Interactive Poetry
“Pardon my shtick,” Wayne Koestenbaum grinned to a dozen of us gathered one warm July evening in the East Village for “Marking Marks,” a walk the poet-painter-critic was leading in homage to Frank O’Hara’s 1953 poem “Second Avenue.” We were just a few steps west of 441 East Ninth Street, where O’Hara lived in a second-floor apartment from 1959 to 1963, the years during which he was, according to some, in fullest possession of his poetic powers. “I revere Frank O’Hara,” Koestenbaum explained, “and this might be my favorite of his poems.” Koestenbaum himself is revered as a vigilante on behalf of the glittering intellect.
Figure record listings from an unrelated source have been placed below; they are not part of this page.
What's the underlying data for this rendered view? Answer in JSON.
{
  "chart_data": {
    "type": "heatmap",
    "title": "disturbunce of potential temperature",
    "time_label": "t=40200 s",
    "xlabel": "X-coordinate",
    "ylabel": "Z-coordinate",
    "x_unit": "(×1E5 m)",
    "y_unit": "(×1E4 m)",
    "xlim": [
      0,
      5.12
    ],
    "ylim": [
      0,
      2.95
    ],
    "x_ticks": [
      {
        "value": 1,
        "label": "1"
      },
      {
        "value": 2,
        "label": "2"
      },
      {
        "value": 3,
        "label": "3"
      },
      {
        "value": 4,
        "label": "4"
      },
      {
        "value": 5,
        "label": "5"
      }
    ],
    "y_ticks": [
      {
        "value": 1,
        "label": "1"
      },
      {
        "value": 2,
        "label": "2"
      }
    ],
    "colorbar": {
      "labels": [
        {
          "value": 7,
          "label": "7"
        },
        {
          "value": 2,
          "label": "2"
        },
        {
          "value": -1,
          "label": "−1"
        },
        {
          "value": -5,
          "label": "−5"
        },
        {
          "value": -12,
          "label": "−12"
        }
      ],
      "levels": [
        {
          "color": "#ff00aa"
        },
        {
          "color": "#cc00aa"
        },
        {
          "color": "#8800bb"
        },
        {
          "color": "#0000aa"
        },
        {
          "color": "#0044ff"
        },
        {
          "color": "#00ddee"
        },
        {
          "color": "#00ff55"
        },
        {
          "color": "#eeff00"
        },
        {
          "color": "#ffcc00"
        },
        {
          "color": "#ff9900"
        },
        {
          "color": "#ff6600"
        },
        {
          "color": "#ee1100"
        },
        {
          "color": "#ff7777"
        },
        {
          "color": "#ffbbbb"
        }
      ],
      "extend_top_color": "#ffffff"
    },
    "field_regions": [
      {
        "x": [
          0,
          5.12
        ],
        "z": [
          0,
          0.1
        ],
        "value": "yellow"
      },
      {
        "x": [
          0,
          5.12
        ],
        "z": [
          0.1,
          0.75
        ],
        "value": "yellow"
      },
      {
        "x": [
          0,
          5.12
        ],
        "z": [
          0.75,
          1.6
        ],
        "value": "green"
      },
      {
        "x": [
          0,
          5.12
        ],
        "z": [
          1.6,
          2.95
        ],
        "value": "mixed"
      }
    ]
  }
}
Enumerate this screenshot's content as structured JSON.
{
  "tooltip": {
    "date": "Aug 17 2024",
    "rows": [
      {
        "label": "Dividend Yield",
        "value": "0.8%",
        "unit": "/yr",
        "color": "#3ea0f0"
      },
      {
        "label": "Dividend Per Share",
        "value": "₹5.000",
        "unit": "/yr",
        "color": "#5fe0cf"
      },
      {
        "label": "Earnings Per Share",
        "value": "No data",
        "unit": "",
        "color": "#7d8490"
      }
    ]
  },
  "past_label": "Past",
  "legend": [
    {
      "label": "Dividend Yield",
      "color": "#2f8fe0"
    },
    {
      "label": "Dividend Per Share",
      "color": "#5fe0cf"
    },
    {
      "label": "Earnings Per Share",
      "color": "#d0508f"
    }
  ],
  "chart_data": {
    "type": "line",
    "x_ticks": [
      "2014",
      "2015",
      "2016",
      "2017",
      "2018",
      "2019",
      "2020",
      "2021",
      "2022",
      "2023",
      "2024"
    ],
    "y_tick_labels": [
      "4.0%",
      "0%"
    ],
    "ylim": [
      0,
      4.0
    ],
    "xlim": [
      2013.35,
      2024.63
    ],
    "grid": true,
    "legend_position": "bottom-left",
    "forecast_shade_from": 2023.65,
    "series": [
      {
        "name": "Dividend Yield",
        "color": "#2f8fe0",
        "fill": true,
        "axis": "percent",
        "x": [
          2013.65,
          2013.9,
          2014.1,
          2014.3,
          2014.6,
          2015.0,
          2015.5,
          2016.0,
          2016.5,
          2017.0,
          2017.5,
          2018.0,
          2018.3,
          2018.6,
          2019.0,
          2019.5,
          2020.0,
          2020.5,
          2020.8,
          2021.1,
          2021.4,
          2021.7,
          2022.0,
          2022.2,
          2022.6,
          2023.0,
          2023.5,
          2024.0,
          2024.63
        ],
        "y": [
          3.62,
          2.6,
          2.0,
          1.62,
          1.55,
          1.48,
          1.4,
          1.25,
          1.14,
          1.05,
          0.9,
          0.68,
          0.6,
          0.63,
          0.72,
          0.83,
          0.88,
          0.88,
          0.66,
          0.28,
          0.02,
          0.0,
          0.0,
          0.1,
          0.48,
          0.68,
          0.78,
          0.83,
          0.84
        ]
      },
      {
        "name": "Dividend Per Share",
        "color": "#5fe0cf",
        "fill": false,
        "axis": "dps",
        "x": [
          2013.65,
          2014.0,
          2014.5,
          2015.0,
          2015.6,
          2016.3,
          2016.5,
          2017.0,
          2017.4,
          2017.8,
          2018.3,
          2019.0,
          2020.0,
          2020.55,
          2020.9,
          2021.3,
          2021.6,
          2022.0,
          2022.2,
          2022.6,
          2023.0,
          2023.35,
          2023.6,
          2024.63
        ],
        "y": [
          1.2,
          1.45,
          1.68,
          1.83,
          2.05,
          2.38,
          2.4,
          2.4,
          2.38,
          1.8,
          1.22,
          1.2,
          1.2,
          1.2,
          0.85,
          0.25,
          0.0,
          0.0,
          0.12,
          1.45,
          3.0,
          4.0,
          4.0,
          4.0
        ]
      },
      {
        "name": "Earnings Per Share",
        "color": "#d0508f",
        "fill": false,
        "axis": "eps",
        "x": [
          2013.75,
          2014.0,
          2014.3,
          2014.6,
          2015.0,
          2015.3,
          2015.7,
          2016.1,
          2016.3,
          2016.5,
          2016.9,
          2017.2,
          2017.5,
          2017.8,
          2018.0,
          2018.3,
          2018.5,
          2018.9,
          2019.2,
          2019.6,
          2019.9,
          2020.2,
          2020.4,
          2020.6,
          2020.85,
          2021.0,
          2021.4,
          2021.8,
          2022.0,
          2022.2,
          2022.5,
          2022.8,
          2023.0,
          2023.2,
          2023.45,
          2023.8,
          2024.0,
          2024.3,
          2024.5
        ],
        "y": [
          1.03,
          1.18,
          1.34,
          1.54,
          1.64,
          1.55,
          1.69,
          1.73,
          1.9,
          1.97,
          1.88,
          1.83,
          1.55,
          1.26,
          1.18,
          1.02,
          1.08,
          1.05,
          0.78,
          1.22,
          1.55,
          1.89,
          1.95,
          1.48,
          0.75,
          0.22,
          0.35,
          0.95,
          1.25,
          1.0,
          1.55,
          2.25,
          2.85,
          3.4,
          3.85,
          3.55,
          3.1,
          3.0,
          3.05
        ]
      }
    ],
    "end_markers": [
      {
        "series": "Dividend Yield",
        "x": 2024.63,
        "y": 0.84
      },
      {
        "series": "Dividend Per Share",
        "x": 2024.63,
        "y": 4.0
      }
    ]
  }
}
If John Ashbery once described “Second Avenue” as “such a difficult pleasure,” that evening, Koestenbaum praised it as “a poem big enough to contain [O’Hara’s] consciousness and the city’s consciousness as well.”
We were handed sketch pads, water-soluble markers, and pencils, and Koestenbaum explained that this evening’s walk would be punctuated by his prompts. “We will be on the lookout for events,” he said, “responding with linguistic marks or nonlinguistic marks” — meaning that our observations or ideas would be expressed within or without their sanctioned symbolic order. “Quantity, not quality,” Koestenbaum insisted. “We are working in the spirit of Frank O’Hara, who was always inspired.” Glancing at the graying sky, he added, “Let’s hope it doesn’t rain,” but thus far only the air conditioners seemed to be spitting on us.
In Artforum, Jennifer Krasinski details an exercise led by Wayne Koestenbaum: a group of people were handed sketch pads and markers and taken on a tour inspired by Frank O’Hara’s poem “Second Avenue.” I like the idea of a poem you can experience in real life, or like an event based on a poem; it seems like a nice way to start understanding poetry at all.